Por isso, para o grupo de académicos « torna-se evidente que a criação do ‘cinturão russo’ levanta obstáculos de monta a este desejo de Angola ».
« Com uma Rússia forte na intermediação entre o Norte e o Sul de África, o papel de Angola como potência regional fica esvaziado, e tudo se volta a resumir aos embates da Guerra Fria, agora renovada », realçam.
Por isso, defendem: « o ‘cinturão russo’ choca diretamente com os interesses prospetivos regionais de Angola e com o seu desejo de paz e estabilidade no continente ».
Depois da promoção que João Lourenço tem feito da normalidade constitucional, e condenando todas as alterações não constitucionais em África, o facto é que « as alterações promovidas pela Rússia são não constitucionais, assentam em golpes de força promovidos pelos militares ».
Perante este cenário em construção, Angola enfrenta ainda um outro problema: « diretamente, a estabilidade e segurança nacional angolana ficaria ameaçada se houvesse qualquer tipo de intervenção na República Democrática do Congo que agitasse ainda mais o país do que já está », uma vez que faz fronteira com Angola.

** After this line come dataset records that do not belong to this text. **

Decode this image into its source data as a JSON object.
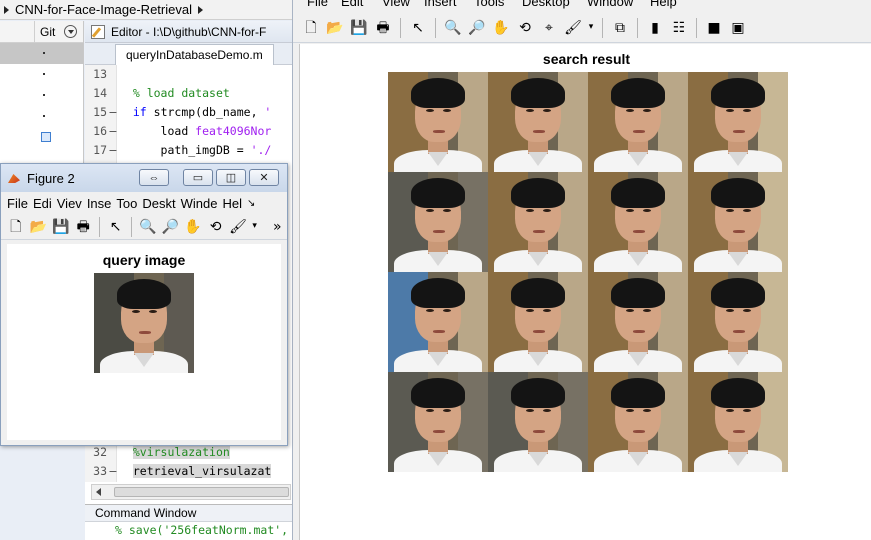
{
  "breadcrumb": {
    "project": "CNN-for-Face-Image-Retrieval"
  },
  "folder_panel": {
    "column_label": "Git"
  },
  "editor": {
    "title": "Editor - I:\\D\\github\\CNN-for-F",
    "tab": "queryInDatabaseDemo.m",
    "lines": [
      {
        "n": "13",
        "dash": "",
        "text": ""
      },
      {
        "n": "14",
        "dash": "",
        "text": "% load dataset"
      },
      {
        "n": "15",
        "dash": "–",
        "text": "if strcmp(db_name, '"
      },
      {
        "n": "16",
        "dash": "–",
        "text": "    load feat4096Nor"
      },
      {
        "n": "17",
        "dash": "–",
        "text": "    path_imgDB = './"
      },
      {
        "n": "32",
        "dash": "",
        "text": "%virsulazation"
      },
      {
        "n": "33",
        "dash": "–",
        "text": "retrieval_virsulazat"
      }
    ]
  },
  "command_window": {
    "title": "Command Window",
    "line": "% save('256featNorm.mat',"
  },
  "big_figure": {
    "menu": [
      "File",
      "Edit",
      "View",
      "Insert",
      "Tools",
      "Desktop",
      "Window",
      "Help"
    ],
    "axes_title": "search result",
    "results": [
      "face-1",
      "face-2",
      "face-3",
      "face-4",
      "face-5",
      "face-6",
      "face-7",
      "face-8",
      "face-9",
      "face-10",
      "face-11",
      "face-12",
      "face-13",
      "face-14",
      "face-15",
      "face-16"
    ]
  },
  "figure2": {
    "title": "Figure 2",
    "menu": [
      "File",
      "Edi",
      "Viev",
      "Inse",
      "Too",
      "Deskt",
      "Winde",
      "Hel"
    ],
    "axes_title": "query image"
  },
  "colors": {
    "comment": "#228b22",
    "keyword": "#0000ff",
    "string": "#a020f0",
    "window_title": "#c9d7ea"
  }
}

Assim, concluem, Angola « não deverá estar a ver com bons olhos o alargamento do ‘cinturão russo’ no Sahel », apesar das relações cordiais que mantém com o Kremlin.
A nível global, a primeira consequência apontada na análise da Cedesa « é a reafirmação política da Rússia ».
« O país demonstra que sabe globalizar uma contenda, não a situando apenas na Ucrânia, mas mundializando-a, reunindo um conjunto de apoios que podem parecer fracos individualmente, mas juntos alcançam extrema relevância estratégica, colocando já em causa a influência francesa na região », defende a Cedesa.
E « a grande derrotada é a França », podendo a Rússia ainda, no entender dos académicos, projetar outras perdas e outros ganhos estratégicos e económicos.
Em termos estratégicos é sabido que a zona do Sahel tem uma forte e direta importância estratégica para a Europa no combate ao terrorismo e à migração.
Assim, « a partir de agora, a Rússia dispõe de uma válvula de pressão em relação à União Europeia em termos de terrorismo e migração, podendo, na prática, aumentar ou diminuir os fluxos migratórios de África para as costas europeias », realça a Cedesa.